In the blog article "Texas Spends Millions on College for Prison Inmates" the author stipulates that education funding for the incarcerated should instead go to the un-incarcerated under the premise of relative deservedness, but there are serious flaws to merits of such a policy, primarily this is because cutting higher education for the incarcerated costs more in the overall budget than not cutting higher education for the incarcerated.


This can be easily demonstrated by breaking down the costs of higher education and its effects on recidivism rates versus continuing cost of incarceration:


The most conservative estimate found for the cost per year of the average incarcerated prisoner, $22,000 per year.


The average recidivism rate for ex-prisoner is about 52%.


Assuming that 29% of the 16,088 ex cons that haven't paid back $9.5 million would be back in prison without having participated in higher education, with the cost of 4665 inmates at $22,000 dollars a year, the incarceration costs alone would exceed the $9.5 million lost in unpaid loans in less than two months.


The Texas budget exists as complicated and interconnected piece of legislation. The effects of cuts need to analyzed within the larger framework to discern their overall effect. Providing higher education for Texas inmates comes at a surplus to the overall Texas budget, and should not be considered for budget cuts.
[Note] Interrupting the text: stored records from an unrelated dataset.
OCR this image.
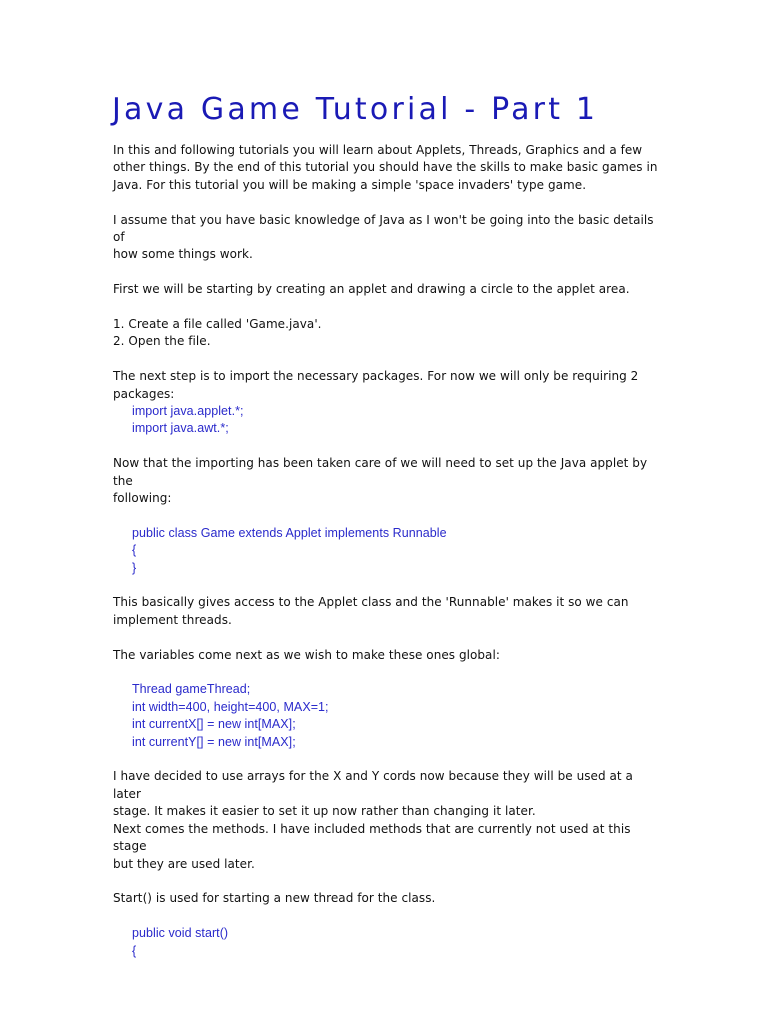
Java Game Tutorial - Part 1

In this and following tutorials you will learn about Applets, Threads, Graphics and a few

other things. By the end of this tutorial you should have the skills to make basic games in

Java. For this tutorial you will be making a simple 'space invaders' type game.

I assume that you have basic knowledge of Java as I won't be going into the basic details of

how some things work.

First we will be starting by creating an applet and drawing a circle to the applet area.

1. Create a file called 'Game.java'.

2. Open the file.

The next step is to import the necessary packages. For now we will only be requiring 2

packages:

import java.applet.*;

import java.awt.*;

Now that the importing has been taken care of we will need to set up the Java applet by the

following:

public class Game extends Applet implements Runnable

{

}

This basically gives access to the Applet class and the 'Runnable' makes it so we can

implement threads.

The variables come next as we wish to make these ones global:

Thread gameThread;

int width=400, height=400, MAX=1;

int currentX[] = new int[MAX];

int currentY[] = new int[MAX];

I have decided to use arrays for the X and Y cords now because they will be used at a later

stage. It makes it easier to set it up now rather than changing it later.

Next comes the methods. I have included methods that are currently not used at this stage

but they are used later.

Start() is used for starting a new thread for the class.

public void start()

{
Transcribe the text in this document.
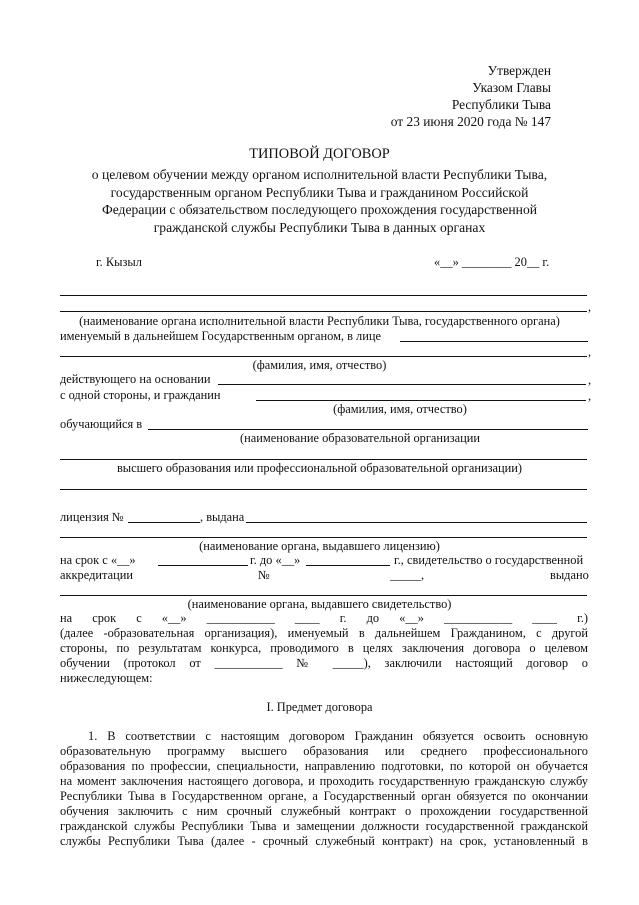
Утвержден
Указом Главы
Республики Тыва
от 23 июня 2020 года № 147
ТИПОВОЙ ДОГОВОР
о целевом обучении между органом исполнительной власти Республики Тыва,
государственным органом Республики Тыва и гражданином Российской
Федерации с обязательством последующего прохождения государственной
гражданской службы Республики Тыва в данных органах
г. Кызыл	«__» ________ 20__ г.
,
(наименование органа исполнительной власти Республики Тыва, государственного органа)
именуемый в дальнейшем Государственным органом, в лице
,
(фамилия, имя, отчество)
действующего на основании	,
с одной стороны, и гражданин	,
(фамилия, имя, отчество)
обучающийся в
(наименование образовательной организации
высшего образования или профессиональной образовательной организации)
лицензия №	, выдана
(наименование органа, выдавшего лицензию)
на срок с «__»	г. до «__»	г., свидетельство о государственной
аккредитации	№	_____,	выдано
(наименование органа, выдавшего свидетельство)
на срок с «__» ___________ ____ г. до «__» ___________ ____ г.)
(далее -образовательная организация), именуемый в дальнейшем Гражданином, с другой
стороны, по результатам конкурса, проводимого в целях заключения договора о целевом
обучении (протокол от ___________ № _____), заключили настоящий договор о
нижеследующем:
I. Предмет договора
1. В соответствии с настоящим договором Гражданин обязуется освоить основную
образовательную программу высшего образования или среднего профессионального
образования по профессии, специальности, направлению подготовки, по которой он обучается
на момент заключения настоящего договора, и проходить государственную гражданскую службу
Республики Тыва в Государственном органе, а Государственный орган обязуется по окончании
обучения заключить с ним срочный служебный контракт о прохождении государственной
гражданской службы Республики Тыва и замещении должности государственной гражданской
службы Республики Тыва (далее - срочный служебный контракт) на срок, установленный в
For every dollar cut many from these programs, many more dollars must be spent baby-sitting the incarcerated, dollars wasted that could be spent benefiting society.

Sunday, April 3, 2011

New Texas Anti-Abortion Legislation Infringes Upon Women's Rights While Paving the Way to the Next Crime Wave



 The Texas House Bill 82(R) HB 15 that Gov. Rick Perry declared an "emergency" legitimizes itself under the false premises that read:
 "SECTION 11. The purposes of this Act are to:

(1) protect the physical and psychological health and well-being of pregnant women;
(2) provide pregnant women access to information that would allow a pregnant woman to consider the impact an abortion would have on the pregnant woman's fetus; and

(3) protect the integrity and ethical standards of the medical profession."

But should read:

SECTION 11. The real purposes of this Act are to:

(1) Inflict further physical discomfort and psychological damage to women seeking to terminate unwanted pregnancies;
(2) force women with unwanted pregnancies to be subjected to a one-sided argument and implicit guilt trip that would allow a woman with the unwanted pregnancy to feel punished for considering the good of society and the value of her own life above the moralism of a segment of the population; And
(3) erode the integrity and ethical standards of the medical profession by bringing intrusive, unwanted and unadvised state enforced medical procedures into the sanctity of the doctor patient relationship.
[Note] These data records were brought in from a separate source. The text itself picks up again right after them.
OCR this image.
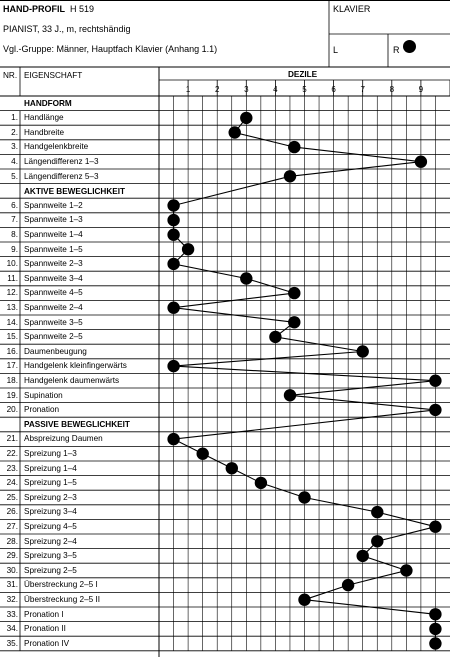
HAND-PROFIL H 519
PIANIST, 33 J., m, rechtshändig
Vgl.-Gruppe: Männer, Hauptfach Klavier (Anhang 1.1)
KLAVIER
L	R
NR. EIGENSCHAFT	DEZILE
1	2	3	4	5	6	7	8	9
HANDFORM
1. Handlänge
2. Handbreite
3. Handgelenkbreite
4. Längendifferenz 1–3
5. Längendifferenz 5–3
AKTIVE BEWEGLICHKEIT
6. Spannweite 1–2
7. Spannweite 1–3
8. Spannweite 1–4
9. Spannweite 1–5
10. Spannweite 2–3
11. Spannweite 3–4
12. Spannweite 4–5
13. Spannweite 2–4
14. Spannweite 3–5
15. Spannweite 2–5
16. Daumenbeugung
17. Handgelenk kleinfingerwärts
18. Handgelenk daumenwärts
19. Supination
20. Pronation
PASSIVE BEWEGLICHKEIT
21. Abspreizung Daumen
22. Spreizung 1–3
23. Spreizung 1–4
24. Spreizung 1–5
25. Spreizung 2–3
26. Spreizung 3–4
27. Spreizung 4–5
28. Spreizung 2–4
29. Spreizung 3–5
30. Spreizung 2–5
31. Überstreckung 2–5 I
32. Überstreckung 2–5 II
33. Pronation I
34. Pronation II
35. Pronation IV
If giving women access to information is of priority emergency status, then one should hope to these points be treated with equal importance and deliberation:

  1. the dissemination of information like comprehensive sex education before and during puberty;

  2. education on how to use birth control along with free access to it;
  3. the reasons why a woman's right to choose whether or not to carry out a pregnancy is contingent on women achieving equal status in society.
Instead, state funding that was being spent on sex education is being siphoned to the abstinence programs that are proven to fail at reducing teen pregnancy; and women will be forcefully vaginally probed by the state if they are to be able to exercise their reproductive right to have an abortion.
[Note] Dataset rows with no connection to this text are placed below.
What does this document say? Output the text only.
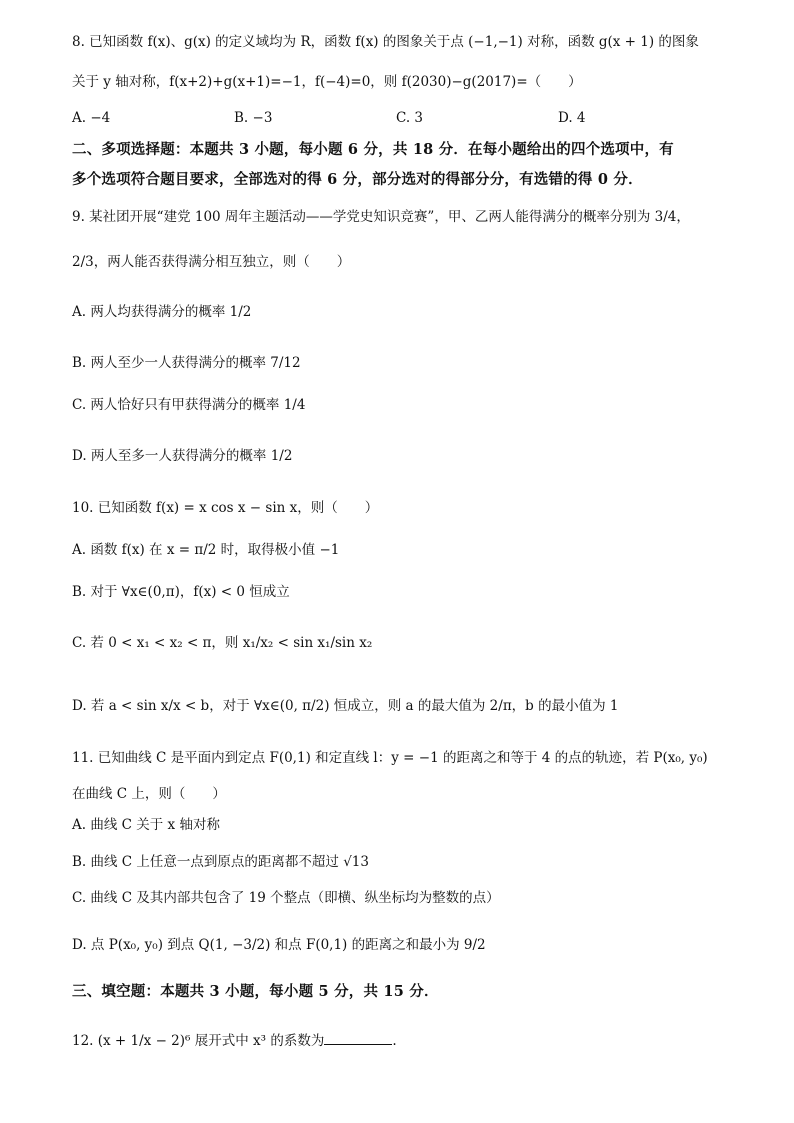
8. 已知函数 f(x)、g(x) 的定义域均为 R，函数 f(x) 的图象关于点 (−1,−1) 对称，函数 g(x + 1) 的图象
关于 y 轴对称，f(x+2)+g(x+1)=−1，f(−4)=0，则 f(2030)−g(2017)=（　　）
A. −4	B. −3	C. 3	D. 4
二、多项选择题：本题共 3 小题，每小题 6 分，共 18 分．在每小题给出的四个选项中，有
多个选项符合题目要求，全部选对的得 6 分，部分选对的得部分分，有选错的得 0 分．
9. 某社团开展“建党 100 周年主题活动——学党史知识竞赛”，甲、乙两人能得满分的概率分别为 3/4，
2/3，两人能否获得满分相互独立，则（　　）
A. 两人均获得满分的概率 1/2
B. 两人至少一人获得满分的概率 7/12
C. 两人恰好只有甲获得满分的概率 1/4
D. 两人至多一人获得满分的概率 1/2
10. 已知函数 f(x) = x cos x − sin x，则（　　）
A. 函数 f(x) 在 x = π/2 时，取得极小值 −1
B. 对于 ∀x∈(0,π)，f(x) < 0 恒成立
C. 若 0 < x₁ < x₂ < π，则 x₁/x₂ < sin x₁/sin x₂
D. 若 a < sin x/x < b，对于 ∀x∈(0, π/2) 恒成立，则 a 的最大值为 2/π，b 的最小值为 1
11. 已知曲线 C 是平面内到定点 F(0,1) 和定直线 l：y = −1 的距离之和等于 4 的点的轨迹，若 P(x₀, y₀)
在曲线 C 上，则（　　）
A. 曲线 C 关于 x 轴对称
B. 曲线 C 上任意一点到原点的距离都不超过 √13
C. 曲线 C 及其内部共包含了 19 个整点（即横、纵坐标均为整数的点）
D. 点 P(x₀, y₀) 到点 Q(1, −3/2) 和点 F(0,1) 的距离之和最小为 9/2
三、填空题：本题共 3 小题，每小题 5 分，共 15 分．
12. (x + 1/x − 2)⁶ 展开式中 x³ 的系数为	.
It is expected that the tactics that would be enforced under this bill could be up to 80% effective in deterring women from carrying out abortions. It should well be known by lawmakers that the only policy proven to be effective in raising or lowering the crime rate for extended periods is whether or not women are able to terminate unwanted pregnancies. If this legislation is passed--and it is nothing shy of certainty that it will--there will be with equal certainty a spike in the crime rate in the next two decades. No debate has been made of the significance of this catastrophic effect and the damage to life and to society that will result because of this policy.


82(R) HB 15's only redeeming value is the political clout it lands its supporters. This bill should be struck down upon grounds of its hypocritical intent as well as its affront to women's rights and its impending negative consequence to society as a whole.